Did the bride reply to you in the end OP?

edenhills · 06/04/2023 07:51

StClare101 · 05/02/2023 07:08

I’ve got no idea what your WhatsApp message is actually trying to say.

I didn't understand either. It's not clear what you are saying or that the message needs a response. I would tell her (very politely) that you can no longer attend before you cancel your hotel etc in case she changes her mind. How old is your son?

Irritateandunreasonable · 10/04/2023 09:12

Smashee23 · 04/02/2023 13:08

Hi all.
We have good friends who are getting married in Denmark in the spring.

The groom has 3 teen kids from a previous marriage, the bride doesn't have kids.

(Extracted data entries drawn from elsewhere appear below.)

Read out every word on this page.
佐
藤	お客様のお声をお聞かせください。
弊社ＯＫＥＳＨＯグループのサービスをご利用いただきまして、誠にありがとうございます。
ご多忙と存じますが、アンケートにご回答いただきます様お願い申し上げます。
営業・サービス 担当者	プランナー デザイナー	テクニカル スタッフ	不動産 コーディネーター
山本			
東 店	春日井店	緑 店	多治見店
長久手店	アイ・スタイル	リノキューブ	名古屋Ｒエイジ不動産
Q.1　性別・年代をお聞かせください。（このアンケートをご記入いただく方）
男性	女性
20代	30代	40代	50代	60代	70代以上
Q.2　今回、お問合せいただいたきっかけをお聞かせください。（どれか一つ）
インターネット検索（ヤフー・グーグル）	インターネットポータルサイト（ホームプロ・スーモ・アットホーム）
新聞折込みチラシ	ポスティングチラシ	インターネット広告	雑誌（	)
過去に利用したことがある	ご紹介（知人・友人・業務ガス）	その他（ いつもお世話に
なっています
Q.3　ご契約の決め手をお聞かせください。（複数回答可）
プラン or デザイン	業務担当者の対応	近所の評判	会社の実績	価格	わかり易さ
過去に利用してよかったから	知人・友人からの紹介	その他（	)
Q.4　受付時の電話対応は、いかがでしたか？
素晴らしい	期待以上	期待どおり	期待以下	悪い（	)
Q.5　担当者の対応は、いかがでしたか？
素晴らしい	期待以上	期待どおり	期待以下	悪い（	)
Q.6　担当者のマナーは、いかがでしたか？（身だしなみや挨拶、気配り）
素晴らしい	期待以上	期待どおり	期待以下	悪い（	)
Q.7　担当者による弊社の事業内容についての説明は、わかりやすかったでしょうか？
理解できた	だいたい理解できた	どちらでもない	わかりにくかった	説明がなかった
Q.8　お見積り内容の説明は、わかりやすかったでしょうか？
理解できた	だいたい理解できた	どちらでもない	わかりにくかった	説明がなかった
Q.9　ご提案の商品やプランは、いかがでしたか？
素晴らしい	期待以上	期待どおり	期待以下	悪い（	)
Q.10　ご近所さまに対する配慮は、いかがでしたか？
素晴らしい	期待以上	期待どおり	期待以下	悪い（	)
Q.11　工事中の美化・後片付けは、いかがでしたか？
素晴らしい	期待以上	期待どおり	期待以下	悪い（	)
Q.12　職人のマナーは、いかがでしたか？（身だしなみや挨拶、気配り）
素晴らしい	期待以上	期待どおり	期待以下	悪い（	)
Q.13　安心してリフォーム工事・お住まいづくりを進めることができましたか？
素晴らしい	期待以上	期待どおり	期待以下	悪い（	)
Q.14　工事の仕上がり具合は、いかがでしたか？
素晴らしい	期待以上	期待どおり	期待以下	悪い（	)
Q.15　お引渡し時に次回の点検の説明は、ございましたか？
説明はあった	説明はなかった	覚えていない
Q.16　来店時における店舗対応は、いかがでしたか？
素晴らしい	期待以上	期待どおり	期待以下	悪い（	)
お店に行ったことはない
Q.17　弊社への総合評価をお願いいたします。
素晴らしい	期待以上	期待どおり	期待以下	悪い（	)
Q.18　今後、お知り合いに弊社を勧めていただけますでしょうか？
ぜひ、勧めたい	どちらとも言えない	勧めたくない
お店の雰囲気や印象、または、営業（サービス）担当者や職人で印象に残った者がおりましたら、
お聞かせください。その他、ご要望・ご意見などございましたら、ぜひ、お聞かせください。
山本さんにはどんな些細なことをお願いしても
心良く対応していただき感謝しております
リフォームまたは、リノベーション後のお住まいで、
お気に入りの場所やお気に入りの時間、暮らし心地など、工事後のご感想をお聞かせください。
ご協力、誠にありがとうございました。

She told us about the wedding 3 months in advance and we went over our travel plans with her so we would make it for the whole 3 day event. We will have to catch a flight, two trains and a two hour bus to get to the hotel.

We booked everything as quickly as possible, as being short notice, meant everything was super $

Today, a month after having booked everything and only because I asked what time the wedding would take place to try to decide what to do with our 5 year old son's bedtime, she tells me the wedding is kids free.

I'm left feeling really upset, not that they won't have kids at the wedding, but that she didn't tell me until after I'd booked flights and trains.

We cannot leave our child at home because we are expats & have no family in the country we live in. We also have nowhere to leave him in Denmark. She knows all this.

On top of all this the wedding is a whole day affair from noon till 4am. She has offered to help find us a nanny, but I doubt my son would stay with someone he doesn't know alone for 8 hours until it's his bedtime.

What should I do? The tickets we booked are book refundable...

I would go on the holiday and not attend the wedding. How ignorant is your mate!?